Tuesday, November 22, 2011
Thoughts: Rebecca by Daphne DuMaurier
In a previous post, I said I fell asleep while reading the first quarter of Daphne DuMaurier’s Rebecca two years ago. In the same post, I also admitted that I’m an uncultured Philistine (an uncultured Philistine? Talk about redundant) who feasts on babies for breakfast. Just kidding (about the Philistine part). I finished reading the book, and guess what? Rebecca didn’t make me want to stab my eye out with a plastic fork or do violent things to an already-dead author.
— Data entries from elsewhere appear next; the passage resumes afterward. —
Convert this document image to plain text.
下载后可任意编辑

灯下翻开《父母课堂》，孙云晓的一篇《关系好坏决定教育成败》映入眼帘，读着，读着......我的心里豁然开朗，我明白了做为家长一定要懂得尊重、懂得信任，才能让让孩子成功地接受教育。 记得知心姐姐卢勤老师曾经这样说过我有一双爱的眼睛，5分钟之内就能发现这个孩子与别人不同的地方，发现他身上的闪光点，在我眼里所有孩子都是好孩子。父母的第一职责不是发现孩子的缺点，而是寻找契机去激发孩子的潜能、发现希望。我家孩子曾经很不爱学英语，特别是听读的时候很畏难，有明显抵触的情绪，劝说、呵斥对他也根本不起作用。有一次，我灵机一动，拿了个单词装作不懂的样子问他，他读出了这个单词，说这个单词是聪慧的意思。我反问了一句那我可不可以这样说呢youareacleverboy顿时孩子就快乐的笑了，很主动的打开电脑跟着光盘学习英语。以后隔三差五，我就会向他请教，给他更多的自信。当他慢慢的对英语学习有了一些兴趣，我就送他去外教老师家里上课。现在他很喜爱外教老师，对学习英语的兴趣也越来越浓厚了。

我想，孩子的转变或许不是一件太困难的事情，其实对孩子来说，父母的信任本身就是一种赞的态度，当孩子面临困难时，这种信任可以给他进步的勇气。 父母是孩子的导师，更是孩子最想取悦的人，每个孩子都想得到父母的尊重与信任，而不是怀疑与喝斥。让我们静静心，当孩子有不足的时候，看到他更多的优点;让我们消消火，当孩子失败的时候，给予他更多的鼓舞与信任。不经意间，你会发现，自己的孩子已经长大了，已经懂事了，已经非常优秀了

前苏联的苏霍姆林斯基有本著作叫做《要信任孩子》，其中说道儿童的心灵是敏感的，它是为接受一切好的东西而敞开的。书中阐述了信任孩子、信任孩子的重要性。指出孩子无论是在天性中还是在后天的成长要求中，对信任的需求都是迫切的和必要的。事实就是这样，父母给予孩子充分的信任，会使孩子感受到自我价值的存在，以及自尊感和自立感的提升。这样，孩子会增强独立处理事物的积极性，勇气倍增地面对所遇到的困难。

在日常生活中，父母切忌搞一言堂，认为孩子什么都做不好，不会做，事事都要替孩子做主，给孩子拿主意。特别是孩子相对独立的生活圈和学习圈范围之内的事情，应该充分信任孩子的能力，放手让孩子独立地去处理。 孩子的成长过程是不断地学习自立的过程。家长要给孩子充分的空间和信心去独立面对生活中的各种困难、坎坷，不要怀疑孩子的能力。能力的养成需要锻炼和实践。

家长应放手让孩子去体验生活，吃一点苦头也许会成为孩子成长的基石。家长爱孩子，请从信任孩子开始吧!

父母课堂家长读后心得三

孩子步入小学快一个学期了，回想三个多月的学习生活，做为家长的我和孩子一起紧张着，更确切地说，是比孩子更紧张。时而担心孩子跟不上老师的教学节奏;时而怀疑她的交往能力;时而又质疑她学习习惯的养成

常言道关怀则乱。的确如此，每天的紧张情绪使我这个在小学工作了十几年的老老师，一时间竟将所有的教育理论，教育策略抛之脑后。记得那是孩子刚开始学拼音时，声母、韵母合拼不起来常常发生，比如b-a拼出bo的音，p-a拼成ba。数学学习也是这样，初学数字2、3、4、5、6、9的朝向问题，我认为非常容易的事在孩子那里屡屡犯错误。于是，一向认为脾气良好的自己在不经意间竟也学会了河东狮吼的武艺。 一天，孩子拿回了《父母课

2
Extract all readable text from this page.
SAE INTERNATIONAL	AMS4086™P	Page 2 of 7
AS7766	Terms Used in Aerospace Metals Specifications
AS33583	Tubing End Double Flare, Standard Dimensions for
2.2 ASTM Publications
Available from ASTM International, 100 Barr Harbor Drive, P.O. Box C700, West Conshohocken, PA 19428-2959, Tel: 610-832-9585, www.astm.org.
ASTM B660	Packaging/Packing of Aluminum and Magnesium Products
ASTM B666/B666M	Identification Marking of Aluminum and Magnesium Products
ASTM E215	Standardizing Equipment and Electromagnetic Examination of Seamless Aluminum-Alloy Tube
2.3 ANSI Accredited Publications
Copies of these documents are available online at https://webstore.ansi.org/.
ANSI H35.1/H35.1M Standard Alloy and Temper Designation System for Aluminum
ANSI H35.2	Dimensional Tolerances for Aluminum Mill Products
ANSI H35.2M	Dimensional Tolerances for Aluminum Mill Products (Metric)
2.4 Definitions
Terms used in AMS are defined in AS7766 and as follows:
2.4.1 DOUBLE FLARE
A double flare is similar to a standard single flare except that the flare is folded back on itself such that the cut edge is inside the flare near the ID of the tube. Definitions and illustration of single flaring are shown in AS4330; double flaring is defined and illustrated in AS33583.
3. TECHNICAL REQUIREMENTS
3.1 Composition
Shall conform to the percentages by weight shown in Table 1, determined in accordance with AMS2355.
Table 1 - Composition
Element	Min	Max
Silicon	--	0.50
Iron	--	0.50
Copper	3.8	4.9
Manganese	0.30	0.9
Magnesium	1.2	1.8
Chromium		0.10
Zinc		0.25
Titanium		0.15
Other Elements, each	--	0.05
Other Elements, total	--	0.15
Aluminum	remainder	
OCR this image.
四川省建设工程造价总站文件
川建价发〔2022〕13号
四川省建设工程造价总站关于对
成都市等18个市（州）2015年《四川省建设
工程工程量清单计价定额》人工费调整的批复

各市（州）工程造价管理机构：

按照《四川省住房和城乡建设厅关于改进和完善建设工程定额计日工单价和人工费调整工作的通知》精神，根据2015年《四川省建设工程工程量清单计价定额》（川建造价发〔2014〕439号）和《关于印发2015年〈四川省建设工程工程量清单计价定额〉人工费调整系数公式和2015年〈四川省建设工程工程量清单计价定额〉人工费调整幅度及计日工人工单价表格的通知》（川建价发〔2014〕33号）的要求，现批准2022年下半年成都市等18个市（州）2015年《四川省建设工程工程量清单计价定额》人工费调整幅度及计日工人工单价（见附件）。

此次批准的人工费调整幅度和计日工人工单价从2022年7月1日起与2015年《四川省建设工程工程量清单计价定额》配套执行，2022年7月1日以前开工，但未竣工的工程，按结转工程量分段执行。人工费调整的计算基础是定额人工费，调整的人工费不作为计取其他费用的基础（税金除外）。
In fact, I kind of loved it.
Originally, I thought Rebecca was one of those books whose brilliance solely depends on its ‘shock’ factor, and, once again, the book proved me wrong. I looked up the ending halfway through the book, because I couldn’t stand the suspense anymore. (Damn you, Wikipedia, for encouraging my spoilertastic tendencies.) Even if I already knew the ending, I still stayed up until the wee hours of the morning and raced through the final half of the book. Yes, I knew what was going to happen, but I still had to know HOW IT WAS GOING TO HAPPEN. So, no, Rebecca’s brilliance doesn’t just depend on its completely heartrending ending. It can hold itself up with or without the shocktastic ending.
The unnamed narrator tells the story a couple of years after the events in the book transpire. After I finished reading the book, I immediately reread the first chapter to gain a little more insight on the characters. This particular method of storytelling made me think of all the things that we look back on with regret, the things we can never change. Words we could have said but clutched closer to our hearts instead, a street we could have crossed at a particular moment, or a door we shouldn’t have slammed shut.
This book actually made me cry. *HIGHLIGHT TO READ SPOILER.* That scene where Maxim actually tells the protagonist he loves her, and that he never loved Rebecca. Why did you tell her when you were about to get arrested, Maxim, why?!?!?!?! Sniff. Sniff. *END OF SPOILER.*
The writing was UH-MAZING—the perfect mix of beautiful and creepy. I don’t regret reading Jane Eyre before diving into this scrumptious masterpiece, but it wasn’t actually necessary. Maxim de Winter and Mr. Rochester are two different characters who are *ahem* hot in their own unique ways. Both are tortured and oh-so brooding, but the similarity ends there.
Rating: 8/5 I AM NOT KIDDING. THIS BOOK IS THAT GOOD.